After the End(110)



And yet, if Pip and I were still together, I wouldn’t be marrying Blair. I wouldn’t wake every day with hope in my heart and a mass of corkscrew curls on the pillow beside me. I wouldn’t be running a business I love, in a city I love, with trainees who have made me see the world a different way.

I can’t have both lives, I can only live this one.





fifty-two





Pip


   2019


Weddings are different, second time around. Quieter, more cautious.

No less exciting, no less nerve-wracking.

Butterflies swoop in my stomach as Mum walks around me with a critical eye, picking invisible bits of lint from my dress, and stroking a stray hair into place.

“Perfect.” There are tears in her eyes. “You look perfect, Pip.”

I’m wearing a wedding dress. I was hesitant, but everyone encouraged me. Mum, Jada, even Lars.

“You’re the one everyone will be looking at,” he said. “You should buy the biggest, most beautiful dress you can find.”

It isn’t big, but it is beautiful. A satin sheath skims my hips and narrows to my knees, before kicking out into the hint of a train. The top is strapless, but antique lace covers my arms, and ties in a loose bow in the small of my back, before trailing down the back of the dress. Even Jada, who had been trying to persuade me into a Vivienne Westwood number three sizes too small, was convinced.

“That’s the one!” She clasped her hands together, pressing her thumbs to her lips.

I twisted round to see the label. “It’s horribly expensive.”

“You only get married—” Jada bit off her sentence, and I finished it for her with a wry smile.

“Twice?” I looked in the mirror. The lace was pale gold, and even without makeup, it made my skin glow. This was indeed the one.

“Pretty Mummy!” Grace reaches for me, and I pick her up and twirl her around.

“Pretty Grace.” She’s wearing a white dress dotted with buttercups, with a net petticoat she has so far showed to everyone at the registry office, and several people in the car park. I have a sudden memory of Dylan at eighteen months, and the time he became obsessed with tutus, wearing a pink one from breakfast till bedtime. I squeeze Grace until she wriggles free, then kiss her on the nose. She is three—older now than Dylan was when he died. We are in uncharted territory, no longer drawing comparisons. Grace is her own little person, different in so many ways to her big brother, and finding her way in the world with energy and confidence.

“Careful of Mummy’s dress.” My mother holds Grace’s shoes—white Converse with yellow ribbon laces—away from my side.

“It’s fine.” I rearrange her on my hip, remembering how precious I was about my first wedding dress, how Mum brought an iron to the church for last-minute pressing in the vestry. The door opens, and Dad appears.

“Ready?”

I feel a sudden swell of nerves. Mum kisses me and goes to take her seat, and Jada, who chose a simple shift dress as her bridesmaid’s outfit, takes one last check in the mirror before taking Grace from me.

“Come on, princess, let’s help Mummy get married, shall we?” She gives Grace her posy of yellow flowers, and picks up her own, and they wait by the door of the anteroom we were given, in which to get ready. Dad stands next to me, and I tuck my arm in his.

“Well, I never thought I’d be doing this again,” he says.

“You don’t think I’m doing the wrong thing, do you?” I search his face for what he’s really thinking. Last time he took me to one side as the guests were sliding into pews and picking up hymn sheets, and said that if I changed my mind—even if we’re halfway down the aisle, even if you’re standing at the blooming altar, Pip—I only had to say. It didn’t matter, no one would think less of me.

“Didn’t you like Max?” I asked him, years later.

“Of course I did,” came the response. “But I liked you more.”

Now, I wait for him to tell me I’m making a mistake, and I wonder what I’ll do if he does. But he just smiles, and pulls my arm close to his.

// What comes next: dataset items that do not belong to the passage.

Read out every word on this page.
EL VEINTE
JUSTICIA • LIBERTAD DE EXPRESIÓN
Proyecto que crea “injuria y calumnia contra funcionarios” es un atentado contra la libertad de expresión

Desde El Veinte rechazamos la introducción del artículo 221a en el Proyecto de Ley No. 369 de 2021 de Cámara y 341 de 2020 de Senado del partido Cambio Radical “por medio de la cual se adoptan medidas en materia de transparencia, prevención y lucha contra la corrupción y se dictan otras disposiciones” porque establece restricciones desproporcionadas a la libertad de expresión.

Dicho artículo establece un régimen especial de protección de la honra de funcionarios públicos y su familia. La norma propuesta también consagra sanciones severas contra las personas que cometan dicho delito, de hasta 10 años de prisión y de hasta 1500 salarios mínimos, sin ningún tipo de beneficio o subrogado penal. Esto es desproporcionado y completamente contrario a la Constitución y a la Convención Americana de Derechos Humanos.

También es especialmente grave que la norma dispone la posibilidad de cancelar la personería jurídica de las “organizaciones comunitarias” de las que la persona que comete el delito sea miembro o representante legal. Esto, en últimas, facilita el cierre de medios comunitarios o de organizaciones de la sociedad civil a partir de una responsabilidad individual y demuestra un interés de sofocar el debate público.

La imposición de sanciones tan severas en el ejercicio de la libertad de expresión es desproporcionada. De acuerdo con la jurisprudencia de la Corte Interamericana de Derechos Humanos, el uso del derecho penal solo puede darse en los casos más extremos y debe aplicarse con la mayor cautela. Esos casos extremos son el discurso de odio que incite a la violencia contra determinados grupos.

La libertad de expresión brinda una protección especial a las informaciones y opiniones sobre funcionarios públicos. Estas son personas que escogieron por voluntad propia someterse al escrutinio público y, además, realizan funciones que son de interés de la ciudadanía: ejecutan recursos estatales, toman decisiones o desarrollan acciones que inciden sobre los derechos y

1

“None of us knows what’s going to happen in the future, love. The only thing we can do is make our choices on the way we feel right here, right now.”

“I love him,” I say simply, and my dad nods.

“Well, then.”

A fresh start, I think. For me, and for Grace.

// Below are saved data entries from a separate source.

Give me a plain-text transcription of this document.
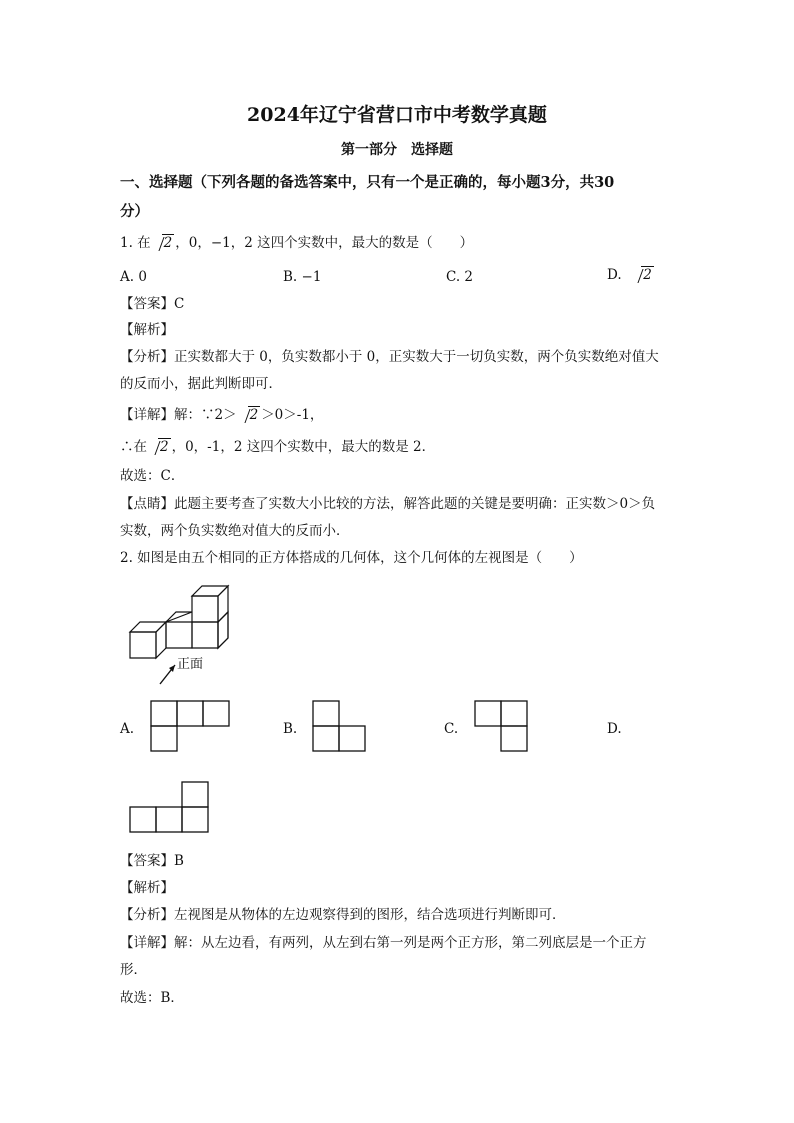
2024年辽宁省营口市中考数学真题
第一部分　选择题
一、选择题（下列各题的备选答案中，只有一个是正确的，每小题3分，共30
分）
1. 在 2 ，0，−1，2 这四个实数中，最大的数是（　　）
A. 0	B. −1	C. 2	D. 2
【答案】C
【解析】
【分析】正实数都大于 0，负实数都小于 0，正实数大于一切负实数，两个负实数绝对值大
的反而小，据此判断即可．
【详解】解：∵2＞ 2 ＞0＞-1，
∴在 2 ，0，-1，2 这四个实数中，最大的数是 2．
故选：C．
【点睛】此题主要考查了实数大小比较的方法，解答此题的关键是要明确：正实数＞0＞负
实数，两个负实数绝对值大的反而小．
2. 如图是由五个相同的正方体搭成的几何体，这个几何体的左视图是（　　）
正面
A.	B.	C.	D.
【答案】B
【解析】
【分析】左视图是从物体的左边观察得到的图形，结合选项进行判断即可．
【详解】解：从左边看，有两列，从左到右第一列是两个正方形，第二列底层是一个正方
形．
故选：B．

She steals the show instantly, an aah travelling across the room like a Mexican wave. There’s a shuffling of feet as everyone stands to watch my little girl walk slowly down the aisle, the way Jada showed her, her chin held high like a three-foot catwalk model. I can’t see her face, but I know she’ll be looking serious, her brow furrowed as it always is when she’s concentrating.

There’s nothing serious, nothing stately about my own face, which sports a smile that makes my cheeks ache. Dad’s keeping the pace, but I want to run, because I’m suddenly so desperate to be married, to feel by my side the other half that makes me whole again. I see Tom and Alistair, and seven-year-old Darcy, and then, from the front of the room, Lars turns to look at me. I feel a skip in my heart. He dips his head in an old-fashioned, gentlemanly bow, taking in my dress and nodding in silent admiration. You’re the one everyone will be looking at.